Being down a few percentage points this year doesn’t mean moviegoing is broken, as we outlined in our summer-end analysis, nor are exhibition and studio executives screaming with pain. To think that people went in droves to the movies for the first four months of this year when tickets sales were 4% ahead of 2016, and then changed their moviegoing habits immediately, just doesn’t make sense, and September and November proved with big turnarounds by It, Thor: Ragnarok, Coco, and yes, even Justice League (at $174M, it’s 10% ahead of Warner Bros’ Thanksgiving hit last year Fantastic Beasts and Where to Find Them) that it’s always been a product-driven business. A double digit year-on-year drop? Yeah, that would be cause for concern. However, if 2017 ends at $11 billion in the U.S. and Canada, it would be the third year in a row it reached that benchmark. Still remarkable, and the third-best annual take ever in the history of moviegoing.

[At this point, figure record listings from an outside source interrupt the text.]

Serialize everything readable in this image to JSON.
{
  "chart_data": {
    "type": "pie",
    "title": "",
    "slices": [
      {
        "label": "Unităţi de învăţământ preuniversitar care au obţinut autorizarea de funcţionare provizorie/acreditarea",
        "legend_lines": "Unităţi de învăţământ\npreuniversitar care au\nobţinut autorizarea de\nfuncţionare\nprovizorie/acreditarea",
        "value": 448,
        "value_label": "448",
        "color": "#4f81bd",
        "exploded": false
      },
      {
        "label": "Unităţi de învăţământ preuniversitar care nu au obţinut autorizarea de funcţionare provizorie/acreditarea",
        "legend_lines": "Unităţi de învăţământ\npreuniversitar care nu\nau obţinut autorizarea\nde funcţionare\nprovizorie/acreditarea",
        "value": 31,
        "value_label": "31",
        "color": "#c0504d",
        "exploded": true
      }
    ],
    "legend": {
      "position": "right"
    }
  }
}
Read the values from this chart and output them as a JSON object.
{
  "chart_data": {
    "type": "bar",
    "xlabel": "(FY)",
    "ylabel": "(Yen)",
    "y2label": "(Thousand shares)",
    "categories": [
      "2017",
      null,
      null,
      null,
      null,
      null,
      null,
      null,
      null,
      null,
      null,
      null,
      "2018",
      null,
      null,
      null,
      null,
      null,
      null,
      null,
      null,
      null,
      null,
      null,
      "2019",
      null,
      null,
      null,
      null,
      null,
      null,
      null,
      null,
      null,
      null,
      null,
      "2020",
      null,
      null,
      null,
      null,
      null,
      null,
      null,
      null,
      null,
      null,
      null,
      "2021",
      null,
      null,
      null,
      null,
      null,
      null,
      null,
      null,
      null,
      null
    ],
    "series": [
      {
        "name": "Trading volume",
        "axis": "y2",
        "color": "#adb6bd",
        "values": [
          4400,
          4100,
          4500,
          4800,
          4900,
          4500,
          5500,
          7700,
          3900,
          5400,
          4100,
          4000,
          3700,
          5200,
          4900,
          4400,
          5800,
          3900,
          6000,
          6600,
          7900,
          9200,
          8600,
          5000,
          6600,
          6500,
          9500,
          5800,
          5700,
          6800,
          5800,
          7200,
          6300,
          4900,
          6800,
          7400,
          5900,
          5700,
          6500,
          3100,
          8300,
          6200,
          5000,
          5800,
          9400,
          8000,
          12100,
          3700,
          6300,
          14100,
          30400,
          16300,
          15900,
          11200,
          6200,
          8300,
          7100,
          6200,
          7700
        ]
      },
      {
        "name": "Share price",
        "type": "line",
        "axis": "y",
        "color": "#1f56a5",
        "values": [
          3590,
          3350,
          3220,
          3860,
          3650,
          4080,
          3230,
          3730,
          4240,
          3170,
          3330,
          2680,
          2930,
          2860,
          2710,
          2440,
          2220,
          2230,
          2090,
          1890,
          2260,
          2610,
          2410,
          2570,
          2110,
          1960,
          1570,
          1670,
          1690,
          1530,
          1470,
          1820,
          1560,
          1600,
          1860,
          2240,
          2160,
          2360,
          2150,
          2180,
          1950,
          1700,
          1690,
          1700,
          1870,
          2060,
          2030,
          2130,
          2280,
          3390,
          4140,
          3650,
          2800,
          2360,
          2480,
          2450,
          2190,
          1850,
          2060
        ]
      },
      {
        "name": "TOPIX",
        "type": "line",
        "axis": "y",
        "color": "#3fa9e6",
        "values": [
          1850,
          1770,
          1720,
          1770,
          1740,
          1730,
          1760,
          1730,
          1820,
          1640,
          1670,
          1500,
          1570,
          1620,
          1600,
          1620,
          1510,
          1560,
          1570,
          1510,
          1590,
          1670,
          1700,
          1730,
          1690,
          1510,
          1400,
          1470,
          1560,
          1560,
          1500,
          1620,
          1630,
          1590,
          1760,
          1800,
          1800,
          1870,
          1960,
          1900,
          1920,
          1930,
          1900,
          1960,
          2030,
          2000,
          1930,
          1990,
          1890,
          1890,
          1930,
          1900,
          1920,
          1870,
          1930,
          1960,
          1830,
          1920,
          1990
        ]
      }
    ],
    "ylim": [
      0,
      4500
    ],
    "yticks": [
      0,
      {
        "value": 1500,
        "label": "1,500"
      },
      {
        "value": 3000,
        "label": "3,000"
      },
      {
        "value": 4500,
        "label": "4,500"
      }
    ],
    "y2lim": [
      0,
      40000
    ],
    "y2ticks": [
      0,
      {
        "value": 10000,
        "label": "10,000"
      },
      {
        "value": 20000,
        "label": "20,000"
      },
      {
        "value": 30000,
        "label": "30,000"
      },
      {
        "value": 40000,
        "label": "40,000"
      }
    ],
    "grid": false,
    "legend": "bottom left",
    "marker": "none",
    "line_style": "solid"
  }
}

But domestic is only a piece of the pie when evaluating cinema, and there’s further proof that streaming hasn’t eroded ticket sales just yet: The foreign box office for all pics in north of 1,000 theaters is currently at $15.9 billion, per Deadline sources, up 11% over 2016. Even with the negative impact of currency exchanges and the fact distributors are getting fewer dollars out of Asia and Europe for the same ticket price, Hollywood films are still beating last year’s running foreign tally.